A session at this year’s convention of the Modern Language Association devoted to “Data Management in the Humanities” brought the shifting semantics of data forcibly to mind. With the rise of the digital humanities, historians and literary scholars are getting comfortable with the idea of calling the stuff of their disciplines data. The shift is no mere flourish; it indexes changes in the way we think about the material we read, interpret, and confront aesthetically. Responding on Twitter, it made the media theorist Lev Manovich dispeptic. “‘Data’ is only what can be acted on by algorithms,” he tweeted. “Simply declaring that all academic notes etc is ‘data’ is useless.” Upon consideration, however, Manovich retreated a bit, collegially admitting that he was putting himself in an indefensible position tweeting about a conference he wasn’t attending. But his own formulation intrigued him, and in a subsequent tweet he framed it as a question: “yes, this maybe interesting media theory statement: algorithms create data. Will explore!”

Manovich has written with great sensitivity about the aesthetic peculiarities of databases in contrast to those of narrative, arguing that the former have expressed themselves in electric media since the early twentieth century, finding an especially congenial home in the digital computer. Thus, to Manovich, algorithmic accessibility means something with peculiar force and a special place in time. (In general terms, to be sure, nearly anything is organizable algrothmically, but clearly Manovich has the algorithms of computers in mind.) But I think data also carries modern values that emerged before the computer, in the context of the rise of science — and that when we call collections of novels or old-master paintings or ekphrastic women’s poetry by the term, we’re doing something more than evoking the rhetoric of regnant science.

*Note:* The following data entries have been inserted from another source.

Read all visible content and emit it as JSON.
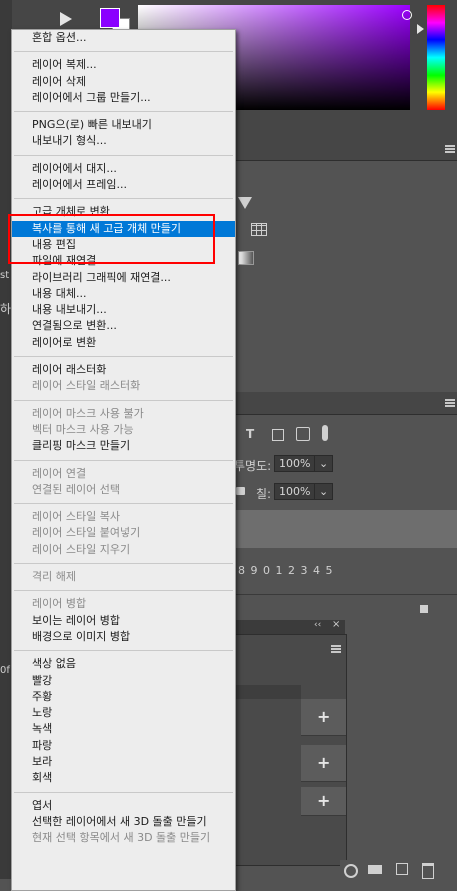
{
  "right_panels": {
    "opacity_label": "투명도:",
    "opacity_value": "100%",
    "lock_label": "칠:",
    "fill_value": "100%",
    "numbers_text": "8 9 0 1 2 3 4 5"
  },
  "left_fragments": [
    "st",
    "하",
    "0f"
  ],
  "menu": {
    "groups": [
      [
        {
          "label": "혼합 옵션...",
          "disabled": false
        }
      ],
      [
        {
          "label": "레이어 복제...",
          "disabled": false
        },
        {
          "label": "레이어 삭제",
          "disabled": false
        },
        {
          "label": "레이어에서 그룹 만들기...",
          "disabled": false
        }
      ],
      [
        {
          "label": "PNG으(로) 빠른 내보내기",
          "disabled": false
        },
        {
          "label": "내보내기 형식...",
          "disabled": false
        }
      ],
      [
        {
          "label": "레이어에서 대지...",
          "disabled": false
        },
        {
          "label": "레이어에서 프레임...",
          "disabled": false
        }
      ],
      [
        {
          "label": "고급 개체로 변환",
          "disabled": false
        },
        {
          "label": "복사를 통해 새 고급 개체 만들기",
          "disabled": false,
          "highlighted": true
        },
        {
          "label": "내용 편집",
          "disabled": false
        },
        {
          "label": "파일에 재연결...",
          "disabled": false
        },
        {
          "label": "라이브러리 그래픽에 재연결...",
          "disabled": false
        },
        {
          "label": "내용 대체...",
          "disabled": false
        },
        {
          "label": "내용 내보내기...",
          "disabled": false
        },
        {
          "label": "연결됨으로 변환...",
          "disabled": false
        },
        {
          "label": "레이어로 변환",
          "disabled": false
        }
      ],
      [
        {
          "label": "레이어 래스터화",
          "disabled": false
        },
        {
          "label": "레이어 스타일 래스터화",
          "disabled": true
        }
      ],
      [
        {
          "label": "레이어 마스크 사용 불가",
          "disabled": true
        },
        {
          "label": "벡터 마스크 사용 가능",
          "disabled": true
        },
        {
          "label": "클리핑 마스크 만들기",
          "disabled": false
        }
      ],
      [
        {
          "label": "레이어 연결",
          "disabled": true
        },
        {
          "label": "연결된 레이어 선택",
          "disabled": true
        }
      ],
      [
        {
          "label": "레이어 스타일 복사",
          "disabled": true
        },
        {
          "label": "레이어 스타일 붙여넣기",
          "disabled": true
        },
        {
          "label": "레이어 스타일 지우기",
          "disabled": true
        }
      ],
      [
        {
          "label": "격리 해제",
          "disabled": true
        }
      ],
      [
        {
          "label": "레이어 병합",
          "disabled": true
        },
        {
          "label": "보이는 레이어 병합",
          "disabled": false
        },
        {
          "label": "배경으로 이미지 병합",
          "disabled": false
        }
      ],
      [
        {
          "label": "색상 없음",
          "disabled": false
        },
        {
          "label": "빨강",
          "disabled": false
        },
        {
          "label": "주황",
          "disabled": false
        },
        {
          "label": "노랑",
          "disabled": false
        },
        {
          "label": "녹색",
          "disabled": false
        },
        {
          "label": "파랑",
          "disabled": false
        },
        {
          "label": "보라",
          "disabled": false
        },
        {
          "label": "회색",
          "disabled": false
        }
      ],
      [
        {
          "label": "엽서",
          "disabled": false
        },
        {
          "label": "선택한 레이어에서 새 3D 돌출 만들기",
          "disabled": false
        },
        {
          "label": "현재 선택 항목에서 새 3D 돌출 만들기",
          "disabled": true
        }
      ]
    ]
  },
  "colors": {
    "foreground": "#8a00ff",
    "highlight": "#0078d7",
    "annotation": "#ff0000"
  }
}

It’s through data that science provokes nature to speak. Our application of the term to culture may admit that some of the dynamic processes that provoke our wonder in the physical realms — pattern and variation, self-organization, the agencies of the sublime — hold sway in culture as well. This is anathema to a prior generation of humanists, for whom nature’s values are precisely those to hold separate from the realm of the imaginal. But we may also begin to break down the barriers modernity imposed between nature and culture — barriers which both reduced the humanities and gave license to treat harshly the mere matter of the natural realm. But if culture is nature, perhaps nature begins to find a voice in human affairs. Even in the imagined, the sung, and the wrought, there is much that escapes our control; we have always known this. Indeed, there is grandeur in this view of culture.